Hace muchos años trabajé en la cancillería de una diócesis del Medio Oeste. En una de nuestras reuniones semanales de personal, una colega mencionó una intención de oración por una amiga de su hija, quien el año anterior había conocido a un hombre saudí en la universidad. Se había enamorado perdidamente de su encanto, refinamiento y atención. ¡Era tan diferente de los granjeros con los que ella había crecido! Después de un noviazgo vertiginoso, ella se casó con él y en poco tiempo tuvo un hijo. Después del nacimiento habían regresado a Arabia Saudita, aparentemente para una visita familiar.

Pero ella nunca regresó. Ahora era una esposa musulmana, una prisionera, una propiedad. Su marido, que antes parecía devoto, se volvió, con solo presionar un interruptor, frío y abusivo. Ahora sus padres estaban presionando por todos los medios legales y políticos posibles para traer a su hija y a su nieto a casa.

Nunca supe qué fue de esta pobre niña. Pero como nos muestra Katherine Russell, su historia no fue una excepción aislada. De hecho, en algunas partes del mundo se ha vuelto lo suficientemente común como para recibir su propio nombre: amor yihad.

El Islam prohíbe a las mujeres casarse con no musulmanes, pero a los hombres se les permite, e incluso se les alienta, a hacerlo. La mujer se convierte, ya sea por amor o por obligación, y los niños son criados como musulmanes. En los países islámicos se convierten en trofeos, mientras que en los países no islámicos sirven a la estrategia a largo plazo de aumentar la población musulmana para crear condiciones más favorables a la ley Sharia.

En los países occidentales, el fenómeno del «yihad del amor» se ha mantenido hasta ahora en el plano anecdótico, si bien es una anécdota inquietantemente común (aunque inspiró una película protagonizada por Sally Field). Sin embargo, en India, donde el porcentaje de población musulmana es quince veces mayor que en Estados Unidos, el «yihad del amor» se produce con la suficiente frecuencia como para provocar una respuesta oficial por parte de organizaciones de derechos humanos e incluso de los obispos católicos. Las historias tienen un denominador común: jóvenes cristianas, sikhs e hindúes son cortejadas por hombres musulmanes, se casan con ellas y quedan embarazadas a temprana edad, para luego ser coaccionadas física y psicológicamente a convertirse en esposas musulmanas sumisas.

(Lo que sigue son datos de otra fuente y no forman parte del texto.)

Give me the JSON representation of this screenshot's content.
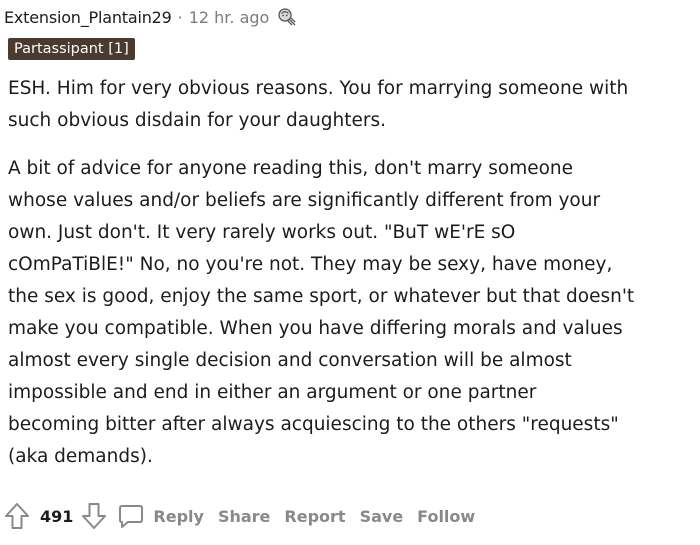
{
  "comment": {
    "username": "Extension_Plantain29",
    "separator": "·",
    "timestamp": "12 hr. ago",
    "award_icon": "award-icon",
    "flair": "Partassipant [1]",
    "paragraphs": [
      "ESH. Him for very obvious reasons. You for marrying someone with\nsuch obvious disdain for your daughters.",
      "A bit of advice for anyone reading this, don't marry someone\nwhose values and/or beliefs are significantly different from your\nown. Just don't. It very rarely works out. \"BuT wE'rE sO\ncOmPaTiBlE!\" No, no you're not. They may be sexy, have money,\nthe sex is good, enjoy the same sport, or whatever but that doesn't\nmake you compatible. When you have differing morals and values\nalmost every single decision and conversation will be almost\nimpossible and end in either an argument or one partner\nbecoming bitter after always acquiescing to the others \"requests\"\n(aka demands)."
    ],
    "actions": {
      "upvote_icon": "upvote-icon",
      "score": "491",
      "downvote_icon": "downvote-icon",
      "comment_icon": "comment-bubble-icon",
      "reply": "Reply",
      "share": "Share",
      "report": "Report",
      "save": "Save",
      "follow": "Follow"
    }
  },
  "colors": {
    "flair_bg": "#4a3a30",
    "meta_gray": "#7c7c7c",
    "action_gray": "#878a8c",
    "text": "#1c1c1c"
  }
}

En consecuencia, sus amigos describen la transformación de Russell de la privilegiada hija de un médico a una joven de 20 años. hijab-Usar novia como “lavado de cerebro”. Abandonó la universidad; ella desapareció de su antigua vida. Cuando, poco después de casarse, arrestaron a Tsarnaev por golpearla (justo a tiempo, se podría decir), ella no quiso o no pudo liberarse y simplemente aseguró a la policía que su marido era un “hombre muy agradable”.

Incluso sin todo esto, por supuesto, Katherine Russell merece nuestra simpatía. Su difunto marido es posiblemente el hombre más odiado de Estados Unidos; su hijo inocente no tiene padre y está marcado de por vida. Pero creo que también podemos verla como una mártir de la ignorancia predominante sobre el Islam. Como tantos occidentales, incluidos los católicos, ella no sabía que la misoginia está incorporada en la doctrina musulmana. La dignidad y la igualdad que las mujeres occidentales están acostumbradas a que se les conceda –que, aunque no lo sepan (o incluso si piensen lo contrario), son productos del cristianismo—son ajenas a la práctica pura del Islam. Y ninguna ilusión multicultural o interreligiosa logrará que esto sea diferente.